Let $\{X_n\}$ be a sequence of uncorrelated random variables with common mean $\mu$, such that $\sup_n$Var$(X_n)<\infty$. If $S_n=\sum_{k=1}^n X_k$, show that $n^{-2}\sum_{k=1}^nS_k$ converges in probability as $n\to\infty$ and identify the limit.

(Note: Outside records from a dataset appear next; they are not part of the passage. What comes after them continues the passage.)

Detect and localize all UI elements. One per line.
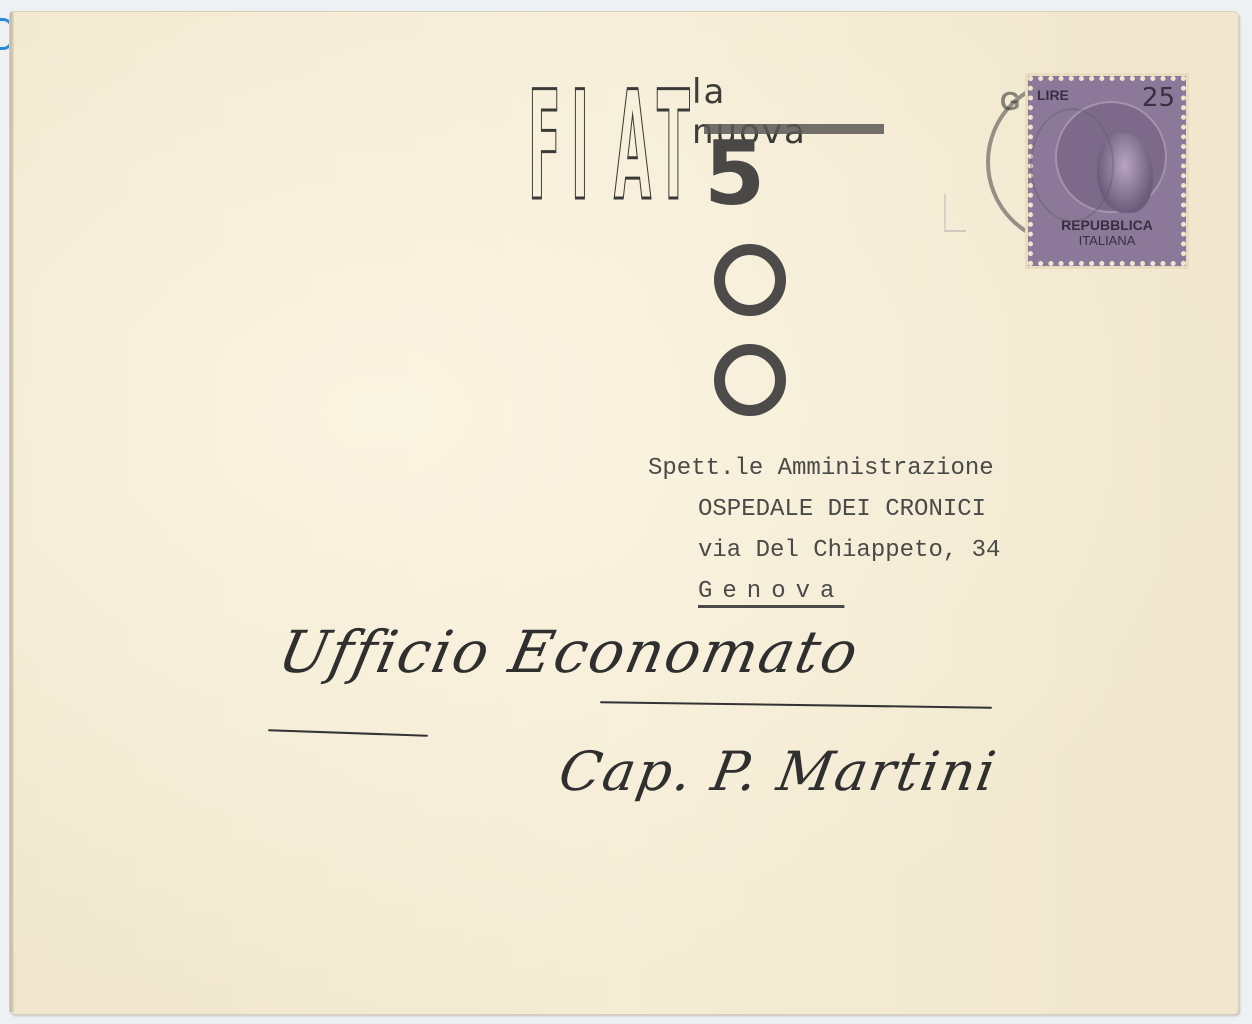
fiat-letter: A (614, 72, 626, 222)
fiat-letter: F (528, 72, 540, 222)
handwritten-signature: Cap. P. Martini (554, 740, 1002, 803)
stamp-value: 25 (1142, 83, 1175, 113)
recipient-address: Spett.le Amministrazione OSPEDALE DEI CR… (648, 448, 1000, 612)
address-city: Genova (698, 578, 844, 605)
postmark-inner-ring (1030, 108, 1114, 222)
envelope-edge-shadow (10, 12, 14, 1012)
address-line-1: Spett.le Amministrazione (648, 448, 1000, 489)
fiat-letter: T (657, 72, 669, 222)
fiat-letter: I (571, 72, 583, 222)
address-line-2: OSPEDALE DEI CRONICI (648, 489, 1000, 530)
digit-zero (714, 244, 786, 316)
handwritten-office: Ufficio Economato (273, 618, 866, 686)
stamp-country-line1: REPUBBLICA (1033, 217, 1181, 233)
stamp-country-line2: ITALIANA (1033, 233, 1181, 248)
fiat-logo: F I A T (528, 72, 695, 222)
model-number: 5 (704, 124, 786, 424)
digit-zero (714, 344, 786, 416)
digit-five: 5 (704, 122, 775, 225)
stamp-currency: LIRE (1037, 87, 1069, 103)
address-line-3: via Del Chiappeto, 34 (648, 530, 1000, 571)
faint-cancel-mark (944, 194, 966, 232)
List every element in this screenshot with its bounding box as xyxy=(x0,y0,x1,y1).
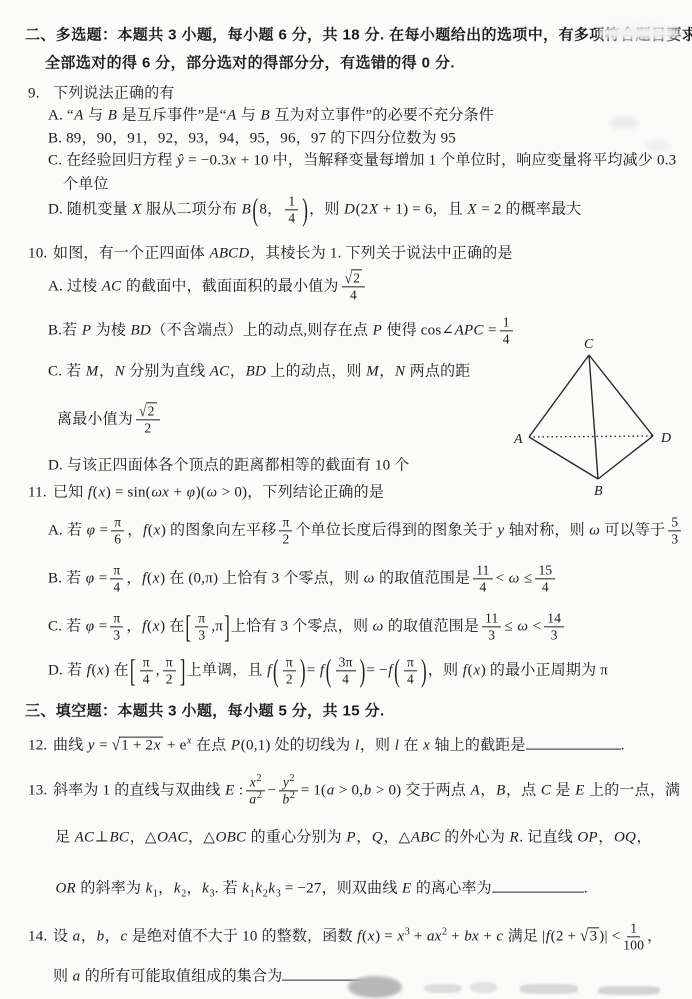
edge-CB xyxy=(589,355,598,479)
scan-smudge xyxy=(424,984,462,993)
edge-BD xyxy=(598,436,653,479)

I know that using Weak Laws of Large Numbers, it is easily proven that $\frac{S_n}{n}\to\mu$ in $L^2$, and thus converges to $\mu$ in probability as well. But I'm having trouble using this result to prove that $n^{-2}\sum_{k=1}^nS_k$ converges in probability. I think it would help to know the limit (at least intuitively) to prove this, but I'm a bit stuck on this problem.
My attempt: First note that $$\frac{\sum_{k=1}^nS_k}{n^2}\leq\frac{nS_n}{n^2}=\frac{S_n}{n}$$ Then since we know $E(\lvert \frac{S_n}{n}-\mu\rvert^2)\to 0$, $E(\lvert\frac{\sum_{k=1}^nS_k}{n^2}-\mu \rvert^2)\leq E(\lvert \frac{S_n}{n}-\mu\rvert^2)$ by monotonicity (since expectations are integrals, and monotonicity holds for integals), and thus $E(\lvert\frac{\sum_{k=1}^nS_k}{n^2}-\mu \rvert^2)\to 0$ as $n\to\infty$. Now using Markov's inequality, I can conclude that $\frac{\sum_{k=1}^nS_k}{n^2}\to\mu$ in probability.
I kind of get the feeling that my answer may be incorrect. I would love for someone to provide some hints/point me in the right direction. Thanks
It follows from Chebyshev's inequality that if $\{Y_n\}$ is a sequence of random variables with finite second moments such that $\mathbb{E}[Y_n]\to\mu$ and $\mathrm{var}(Y_n)\to0$, then $Y_n\to\mu$ in probability.
Now note that we can write $$ \sum_{k=1}^nS_k=\sum_{k=1}^n(n-k+1)X_k$$ Therefore $$ \mathbb{E}\Big[n^{-2}\sum_{k=1}^nS_k\Big]=\frac{n(n+1)}{2n^2}\mu\to \frac{\mu}{2}$$ as $n\to\infty$, and since the $X_k$ are uncorrelated with $\sup_k\mathrm{var}(X_k)<\infty$, $$ \mathrm{var}\Big(n^{-2}\sum_{k=1}^nS_k\Big)=n^{-4}\sum_{k=1}^n(n-k+1)^2\mathrm{var}(X_k)\to0$$ as $n\to\infty$, so the result follows by setting $Y_n=n^{-2}\sum_{k=1}^nS_k$.